Add new Directory implementation for AWS S3 #13949

albogdano · 2024-10-23T18:04:09Z

Description

This PR adds a new module s3directory to Lucene, containing a new Directory implementation for AWS S3.
The code was adapted from the lucene-s3-directory project as requested by @jpountz in #13868

Currently, there are a few issues which cause the build to fail:

AWS SDK module not found or could not be resolved in module-info.java
tests require an AWS account and valid credentials to execute

jpountz

Thanks for contributing this!

I'm surprised at the number of dependencies, does the S3 SDK actually have this many dependencies? E.g. https://central.sonatype.com/artifact/software.amazon.awssdk/s3/dependencies suggests that netty-transport is a test-only dependency? (or is it also a transitive dependency which is why you had to add it here?)

Regarding testing, a quick search suggests that there are mocks for S3 that avoid connecting to an actual S3 bucket, would it work? https://stackoverflow.com/questions/6615988/how-to-mock-amazon-s3-in-an-integration-test

I left some other comments from a quick pass over the code, it would be nice to make the code conform to some Lucene expectations, such as no logging.

jpountz · 2024-10-24T15:07:41Z

lucene/s3directory/build.gradle

+  moduleTestImplementation project(':lucene:test-framework')
+  moduleTestImplementation project(':lucene:analysis:common')
+  moduleTestImplementation project(':lucene:backward-codecs')
+  moduleTestImplementation project(':lucene:queryparser')


We shouldn't need to depend on the analysis-common, backward-codecs and queryparser modules for tests. For analysis, our tests usually use MockAnalyzer rather than whitespace or keyword analyzers.

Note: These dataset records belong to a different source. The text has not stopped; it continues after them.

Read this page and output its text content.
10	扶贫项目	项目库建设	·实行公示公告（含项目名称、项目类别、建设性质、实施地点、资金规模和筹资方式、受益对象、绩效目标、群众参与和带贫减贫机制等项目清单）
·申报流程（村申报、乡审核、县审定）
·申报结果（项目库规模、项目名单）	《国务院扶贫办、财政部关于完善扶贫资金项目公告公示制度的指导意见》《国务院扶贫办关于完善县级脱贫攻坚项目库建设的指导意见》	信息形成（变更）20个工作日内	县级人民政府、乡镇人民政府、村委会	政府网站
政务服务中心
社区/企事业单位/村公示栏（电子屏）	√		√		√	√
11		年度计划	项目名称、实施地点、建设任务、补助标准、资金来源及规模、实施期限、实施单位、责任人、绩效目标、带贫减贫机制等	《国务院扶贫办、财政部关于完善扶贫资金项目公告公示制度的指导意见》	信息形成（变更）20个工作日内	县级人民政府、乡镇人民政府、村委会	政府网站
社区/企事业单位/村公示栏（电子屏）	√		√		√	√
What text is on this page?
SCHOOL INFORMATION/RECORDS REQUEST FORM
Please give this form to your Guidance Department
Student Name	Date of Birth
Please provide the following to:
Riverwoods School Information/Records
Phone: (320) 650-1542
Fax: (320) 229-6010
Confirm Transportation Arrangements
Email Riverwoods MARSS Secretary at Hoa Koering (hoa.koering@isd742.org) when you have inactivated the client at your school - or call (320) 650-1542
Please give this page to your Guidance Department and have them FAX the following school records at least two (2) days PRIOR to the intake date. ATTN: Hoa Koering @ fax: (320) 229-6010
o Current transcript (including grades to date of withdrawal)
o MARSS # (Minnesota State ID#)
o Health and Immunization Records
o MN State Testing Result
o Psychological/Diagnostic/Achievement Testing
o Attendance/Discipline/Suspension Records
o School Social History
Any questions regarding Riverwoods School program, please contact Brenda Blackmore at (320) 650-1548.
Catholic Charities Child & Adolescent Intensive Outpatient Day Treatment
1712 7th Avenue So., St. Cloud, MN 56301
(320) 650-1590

jpountz · 2024-10-24T15:16:36Z

lucene/s3directory/src/test/org/apache/lucene/store/s3/TestS3Directory.java

+      ramDirectory = new MMapDirectory(FileSystems.getDefault().getPath("target/index"));
+      fsDirectory = FSDirectory.open(FileSystems.getDefault().getPath("target/index"));
+    } catch (IOException ex) {
+      logger.log(Level.SEVERE, null, ex);


Let's throw this exception instead of swallowing it, we should fail the test suite if this throws an exception?

jpountz · 2024-10-24T15:17:31Z

lucene/s3directory/src/test/org/apache/lucene/store/s3/TestS3Directory.java

+      }
+      iwriter.forceMerge(1, true);
+    } catch (Exception e) {
+      logger.log(Level.SEVERE, null, e);


likewise here, let's not swallow exceptions in general

jpountz · 2024-10-24T15:18:02Z

lucene/s3directory/src/test/org/apache/lucene/store/s3/TestS3Directory.java

+      // Parse a simple query that searches for "text":
+
+      final QueryParser parser = new QueryParser("fieldname", analyzer);
+      final Query query = parser.parse("text");


Let's create the query manually instead and remove the dependency on the query parser module? This could be:

final Query query = new TermQuery(new Term("fieldname", "text"));

jpountz · 2024-10-24T15:18:57Z

lucene/s3directory/src/test/org/apache/lucene/store/s3/TestS3Directory.java

+import org.junit.Assert;
+import org.junit.Test;
+
+public class TestS3Directory extends LuceneTestCase {


Could we make this test extend BaseDirectoryTestCase, it has a few tests for various things that directories are supposed to be able to do like cloning and slicing.

jpountz · 2024-10-24T15:20:14Z